The thriving offshore oil and gas sector combined with a falloff in merchant shipbuilding orders has caused non-specialist yards to pile into the OSV sector, Skoge explained, driving the demand for vessel designs.
Increased yard competition has also led to a downwards pressure on pricing, especially in countries like China, Turkey and to a lesser extent Singapore and Korea, he said, which meant a price differential with higher cost countries like Norway (and Brazil) of 25-35% for PSVs and 20-30% for AHTS vessels, he said.
However. European yards still held the edge in terms of ‘complexity and quality,’ he opined.

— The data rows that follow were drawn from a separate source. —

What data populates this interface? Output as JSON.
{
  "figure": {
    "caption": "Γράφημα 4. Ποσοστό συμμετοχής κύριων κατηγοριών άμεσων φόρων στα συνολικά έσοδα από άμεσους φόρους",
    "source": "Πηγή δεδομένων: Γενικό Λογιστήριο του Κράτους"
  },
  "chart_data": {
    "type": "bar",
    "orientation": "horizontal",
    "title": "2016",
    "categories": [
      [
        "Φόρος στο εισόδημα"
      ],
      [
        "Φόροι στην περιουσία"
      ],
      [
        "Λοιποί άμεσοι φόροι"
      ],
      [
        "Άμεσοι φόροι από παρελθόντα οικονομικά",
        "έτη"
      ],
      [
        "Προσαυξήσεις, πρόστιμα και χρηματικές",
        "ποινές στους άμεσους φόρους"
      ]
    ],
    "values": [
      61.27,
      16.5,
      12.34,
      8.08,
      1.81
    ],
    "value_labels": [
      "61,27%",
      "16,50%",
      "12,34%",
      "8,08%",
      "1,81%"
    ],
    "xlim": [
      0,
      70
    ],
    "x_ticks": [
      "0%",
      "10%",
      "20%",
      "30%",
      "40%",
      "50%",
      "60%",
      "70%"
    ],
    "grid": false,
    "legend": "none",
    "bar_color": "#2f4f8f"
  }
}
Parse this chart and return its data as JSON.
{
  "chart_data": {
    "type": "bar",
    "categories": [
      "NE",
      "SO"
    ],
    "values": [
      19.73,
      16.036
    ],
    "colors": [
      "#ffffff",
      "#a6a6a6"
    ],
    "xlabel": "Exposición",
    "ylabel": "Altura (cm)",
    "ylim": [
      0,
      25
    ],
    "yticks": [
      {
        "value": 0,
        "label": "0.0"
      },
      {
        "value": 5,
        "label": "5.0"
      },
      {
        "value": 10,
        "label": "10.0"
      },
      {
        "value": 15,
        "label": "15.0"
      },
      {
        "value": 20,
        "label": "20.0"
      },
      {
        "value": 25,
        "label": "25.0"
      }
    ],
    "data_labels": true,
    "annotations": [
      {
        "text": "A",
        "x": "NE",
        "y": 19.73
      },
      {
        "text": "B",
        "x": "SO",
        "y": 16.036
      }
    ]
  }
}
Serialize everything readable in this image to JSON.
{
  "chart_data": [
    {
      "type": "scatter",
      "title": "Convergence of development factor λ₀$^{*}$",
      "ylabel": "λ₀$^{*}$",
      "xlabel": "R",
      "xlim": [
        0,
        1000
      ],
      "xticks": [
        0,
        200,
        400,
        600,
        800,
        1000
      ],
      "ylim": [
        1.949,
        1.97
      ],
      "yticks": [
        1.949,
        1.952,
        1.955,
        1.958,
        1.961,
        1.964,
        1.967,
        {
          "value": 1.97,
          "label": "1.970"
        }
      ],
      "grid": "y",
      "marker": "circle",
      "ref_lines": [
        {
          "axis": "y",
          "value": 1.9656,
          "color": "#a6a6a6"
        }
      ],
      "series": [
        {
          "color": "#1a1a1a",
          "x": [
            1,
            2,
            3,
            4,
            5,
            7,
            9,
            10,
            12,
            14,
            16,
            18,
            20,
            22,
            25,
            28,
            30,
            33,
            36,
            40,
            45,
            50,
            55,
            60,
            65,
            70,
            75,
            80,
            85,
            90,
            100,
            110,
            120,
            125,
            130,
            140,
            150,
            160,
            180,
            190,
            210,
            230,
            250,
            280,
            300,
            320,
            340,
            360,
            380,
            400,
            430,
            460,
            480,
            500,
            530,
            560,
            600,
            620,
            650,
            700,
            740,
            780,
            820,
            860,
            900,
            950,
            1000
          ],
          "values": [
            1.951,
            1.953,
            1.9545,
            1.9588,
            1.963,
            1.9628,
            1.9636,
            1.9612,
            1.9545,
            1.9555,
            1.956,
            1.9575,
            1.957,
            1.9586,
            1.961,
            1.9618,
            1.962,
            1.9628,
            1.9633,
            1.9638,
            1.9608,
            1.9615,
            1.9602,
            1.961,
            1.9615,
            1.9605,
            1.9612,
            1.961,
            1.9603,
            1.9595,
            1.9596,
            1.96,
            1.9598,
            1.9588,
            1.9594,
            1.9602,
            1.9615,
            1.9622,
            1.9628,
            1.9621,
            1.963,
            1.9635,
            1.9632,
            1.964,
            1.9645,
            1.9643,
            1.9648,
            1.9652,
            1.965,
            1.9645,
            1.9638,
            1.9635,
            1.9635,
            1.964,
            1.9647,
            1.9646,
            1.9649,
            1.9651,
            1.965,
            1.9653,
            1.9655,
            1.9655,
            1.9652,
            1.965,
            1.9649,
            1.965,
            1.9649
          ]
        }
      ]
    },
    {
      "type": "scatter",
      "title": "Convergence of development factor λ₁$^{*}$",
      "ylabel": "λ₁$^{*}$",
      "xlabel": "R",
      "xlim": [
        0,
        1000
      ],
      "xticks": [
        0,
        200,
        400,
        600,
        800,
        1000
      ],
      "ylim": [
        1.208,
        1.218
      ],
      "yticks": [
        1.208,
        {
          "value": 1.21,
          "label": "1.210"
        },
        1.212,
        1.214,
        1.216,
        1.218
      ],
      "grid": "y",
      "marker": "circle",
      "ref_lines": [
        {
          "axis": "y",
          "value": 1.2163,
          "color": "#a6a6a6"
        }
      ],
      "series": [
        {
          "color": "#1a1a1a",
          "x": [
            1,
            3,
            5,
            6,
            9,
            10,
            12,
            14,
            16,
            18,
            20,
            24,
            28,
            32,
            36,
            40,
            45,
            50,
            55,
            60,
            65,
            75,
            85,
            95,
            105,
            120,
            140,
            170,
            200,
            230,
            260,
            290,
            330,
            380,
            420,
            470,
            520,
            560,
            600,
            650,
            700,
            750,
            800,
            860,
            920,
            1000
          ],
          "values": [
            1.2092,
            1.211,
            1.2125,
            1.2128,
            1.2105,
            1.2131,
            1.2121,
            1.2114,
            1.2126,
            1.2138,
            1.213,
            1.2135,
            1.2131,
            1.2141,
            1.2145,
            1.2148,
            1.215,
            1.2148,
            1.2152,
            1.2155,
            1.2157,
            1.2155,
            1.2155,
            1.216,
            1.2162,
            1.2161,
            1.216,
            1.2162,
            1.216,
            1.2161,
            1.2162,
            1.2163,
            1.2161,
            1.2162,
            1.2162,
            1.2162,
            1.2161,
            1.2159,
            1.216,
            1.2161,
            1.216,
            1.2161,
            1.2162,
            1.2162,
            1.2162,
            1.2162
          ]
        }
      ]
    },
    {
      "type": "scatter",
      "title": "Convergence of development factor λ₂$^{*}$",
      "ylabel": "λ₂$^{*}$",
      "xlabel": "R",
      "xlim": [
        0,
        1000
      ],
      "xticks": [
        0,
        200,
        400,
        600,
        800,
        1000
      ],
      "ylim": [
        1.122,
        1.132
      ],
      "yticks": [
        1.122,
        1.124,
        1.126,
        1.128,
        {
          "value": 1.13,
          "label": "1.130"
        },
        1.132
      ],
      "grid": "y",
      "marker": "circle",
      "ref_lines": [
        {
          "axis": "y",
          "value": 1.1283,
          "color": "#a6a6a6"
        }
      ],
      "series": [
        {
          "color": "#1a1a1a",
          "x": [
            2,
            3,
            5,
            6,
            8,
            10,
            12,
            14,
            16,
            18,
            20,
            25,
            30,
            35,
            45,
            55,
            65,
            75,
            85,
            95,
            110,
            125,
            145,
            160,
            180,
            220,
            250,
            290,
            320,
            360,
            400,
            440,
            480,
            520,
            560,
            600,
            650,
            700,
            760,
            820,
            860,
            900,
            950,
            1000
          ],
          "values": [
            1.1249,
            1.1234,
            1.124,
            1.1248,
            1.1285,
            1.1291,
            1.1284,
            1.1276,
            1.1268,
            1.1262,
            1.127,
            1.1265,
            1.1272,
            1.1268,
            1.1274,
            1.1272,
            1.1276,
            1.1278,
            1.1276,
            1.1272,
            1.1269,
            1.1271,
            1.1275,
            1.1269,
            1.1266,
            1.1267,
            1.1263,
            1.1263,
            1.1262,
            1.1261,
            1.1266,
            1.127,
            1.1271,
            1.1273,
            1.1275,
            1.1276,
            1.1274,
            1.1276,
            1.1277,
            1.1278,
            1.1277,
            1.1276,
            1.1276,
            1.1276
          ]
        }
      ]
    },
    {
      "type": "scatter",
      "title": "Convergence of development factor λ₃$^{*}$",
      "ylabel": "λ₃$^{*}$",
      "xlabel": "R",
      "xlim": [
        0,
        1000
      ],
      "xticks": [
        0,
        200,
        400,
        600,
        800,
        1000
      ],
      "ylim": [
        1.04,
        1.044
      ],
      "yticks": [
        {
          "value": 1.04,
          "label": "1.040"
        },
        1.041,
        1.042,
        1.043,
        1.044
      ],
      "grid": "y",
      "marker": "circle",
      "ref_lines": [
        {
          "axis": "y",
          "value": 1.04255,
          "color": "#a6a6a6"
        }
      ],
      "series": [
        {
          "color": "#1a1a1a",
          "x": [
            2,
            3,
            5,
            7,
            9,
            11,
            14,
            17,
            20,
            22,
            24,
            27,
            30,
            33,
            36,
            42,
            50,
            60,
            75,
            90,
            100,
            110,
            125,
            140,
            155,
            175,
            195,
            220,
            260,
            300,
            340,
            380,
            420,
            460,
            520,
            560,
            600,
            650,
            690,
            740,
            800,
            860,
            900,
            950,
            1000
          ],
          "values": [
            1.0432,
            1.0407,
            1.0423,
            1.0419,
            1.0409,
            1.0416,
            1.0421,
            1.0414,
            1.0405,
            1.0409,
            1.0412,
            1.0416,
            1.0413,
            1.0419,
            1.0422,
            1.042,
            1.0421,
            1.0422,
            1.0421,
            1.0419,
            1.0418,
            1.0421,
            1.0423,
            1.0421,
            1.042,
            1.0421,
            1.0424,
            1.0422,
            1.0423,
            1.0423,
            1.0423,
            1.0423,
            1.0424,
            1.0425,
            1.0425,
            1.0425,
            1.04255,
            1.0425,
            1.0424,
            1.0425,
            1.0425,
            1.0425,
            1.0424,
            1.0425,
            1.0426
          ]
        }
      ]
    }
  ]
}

Ulstein itself only has capacity to build three to four newbuildings a year, and tends to concentrate on prototypes. Otherwise it has partner agreements with other yards worldwide which build its designs. One particularly innovative feature of Ulstein vessels is the X-BOW hull, introduced in 2005, of which some 60 have been built or ordered since.
“Ship of the Year” SX148 Seven Viking is an inspection, maintenance and repair (IMR) vessel featuring the X-BOW hull design line, which was delivered to Eidesvik Seven in January. The vessel was built at Ulstein Verft in Ulsteinvik, from a hull constructed at JSC Zaliv Shipyard in Ukraine.